By the middle of last month 90 percent of the earthworks had been completed, with Works’ Marc Papke thanking a good run of weather over summer and winter for the rapid progress. September, however, was wet and October shaping to be even wetter, but Marc’s still confident of a finish eight months ahead of schedule.

Ruby-Bay_4.jpgMarc has run a staff of about 50 working in three crews, each comprising excavators, trucks, dozers and rollers, with two of the crews guided by GPS. The plant is all pretty standard with major items comprising four bulldozers up to D7, eight excavators up to 30 tonnes, five standard and six articulated dump-trucks, three graders and eight rollers, as well as the usual assorted watering and fuel trucks.

The five standard dump-trucks are old Caterpillar 769 50-tonners that first saw service on the Upper Waitaki hydro scheme around Twizel in the 1970s, and have proven ideal on this project.

“They’ve got a tremendous payload, and even though they’re fairly old they’re reliable and well-maintained,” Marc says.
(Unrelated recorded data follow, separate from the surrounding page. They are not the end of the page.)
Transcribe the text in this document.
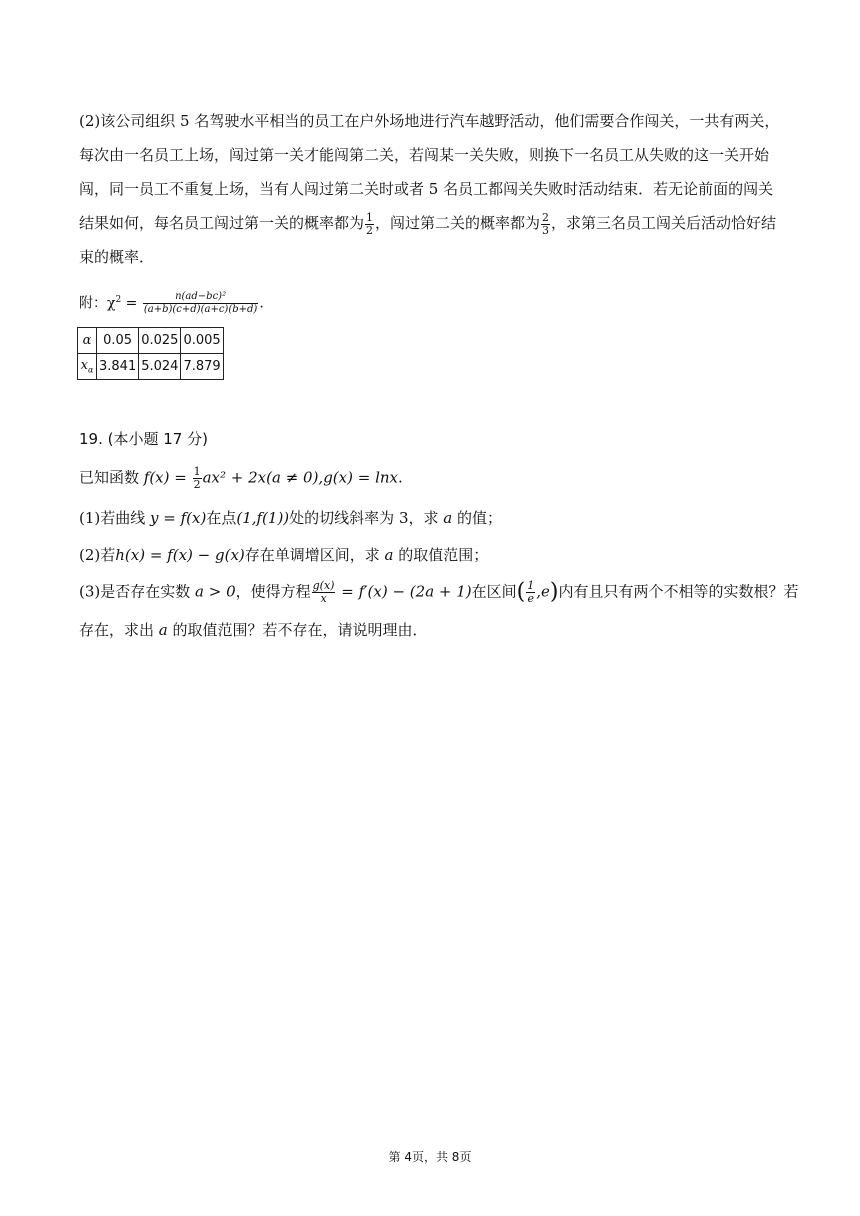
(2)该公司组织 5 名驾驶水平相当的员工在户外场地进行汽车越野活动，他们需要合作闯关，一共有两关，
每次由一名员工上场，闯过第一关才能闯第二关，若闯某一关失败，则换下一名员工从失败的这一关开始
闯，同一员工不重复上场，当有人闯过第二关时或者 5 名员工都闯关失败时活动结束．若无论前面的闯关
结果如何，每名员工闯过第一关的概率都为 $\frac{1}{2}$ ，闯过第二关的概率都为 $\frac{2}{3}$ ，求第三名员工闯关后活动恰好结
束的概率．
附：$\chi^2 = \frac{\text{n(ad−bc)²}}{(a+b)(c+d)(a+c)(b+d)}$ .
α	0.05	0.025	0.005
$x_\alpha$	3.841	5.024	7.879
19. (本小题 17 分)
已知函数 $f(x) = \frac{1}{2} ax^2 + 2x(a \ne 0),g(x) = \ln x$.
(1)若曲线 y = f(x)在点(1,f(1))处的切线斜率为 3，求 a 的值；
(2)若h(x) = f(x) − g(x)存在单调增区间，求 a 的取值范围；
(3)是否存在实数 a > 0，使得方程 $\frac{g(x)}{x} = f'(x) - (2a + 1)$在区间( $\frac{1}{e} ,e$)内有且只有两个不相等的实数根？若
存在，求出 a 的取值范围？若不存在，请说明理由．
第 4页，共 8页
NZTA’s Andrew Adams, whose previous project was the handsome Awatere Bridge on State Highway 1 south of Blenheim, says major constraints on the Ruby Bay project were environmental and archaeological considerations.

“The project touches on the estuary in three areas, all of them on live sections of the highway, and we’ve put in a lot of work minimising run-off from the earthworks,” Andrew says.

One part of the project involved a 300 metre diversion of a stream, which required the rounding up and re-location of nearly 1300 eels and other freshwater species. Another factor has been the need to suppress dust, with the water for this coming from two private dams and the several creeks the road crosses.

Ruby-Bay_5.jpgGiven the importance of the estuary as a traditional Maori food source, a sharp lookout had to be maintained for anything of archaeological significance, with both local iwi and a project archaeologist maintaining a watching brief. However, apart from several middens, the only item of significance was what at first looked like a coffin unearthed by excavator driver Dave Vass. It turned out instead to be a small, oblong estuarine punt of European design that seemed to have been swamped in silt – probably during a flood – some time between 1890 and 1915.

Another important consideration for the construction team has been keeping the local community informed and, where possible, involved. Monthly meetings have been held to keep the locals abreast of developments, and school-children have been given the chance to assist in the planting of batters and creek banks.

With the bulk of the earthworks behind it and paving of the greenfields sections well under way, Works is now looking at the tie-ins with the existing roads at either end of the realignment – and that means getting back to the usual reality of coping with highway traffic flows.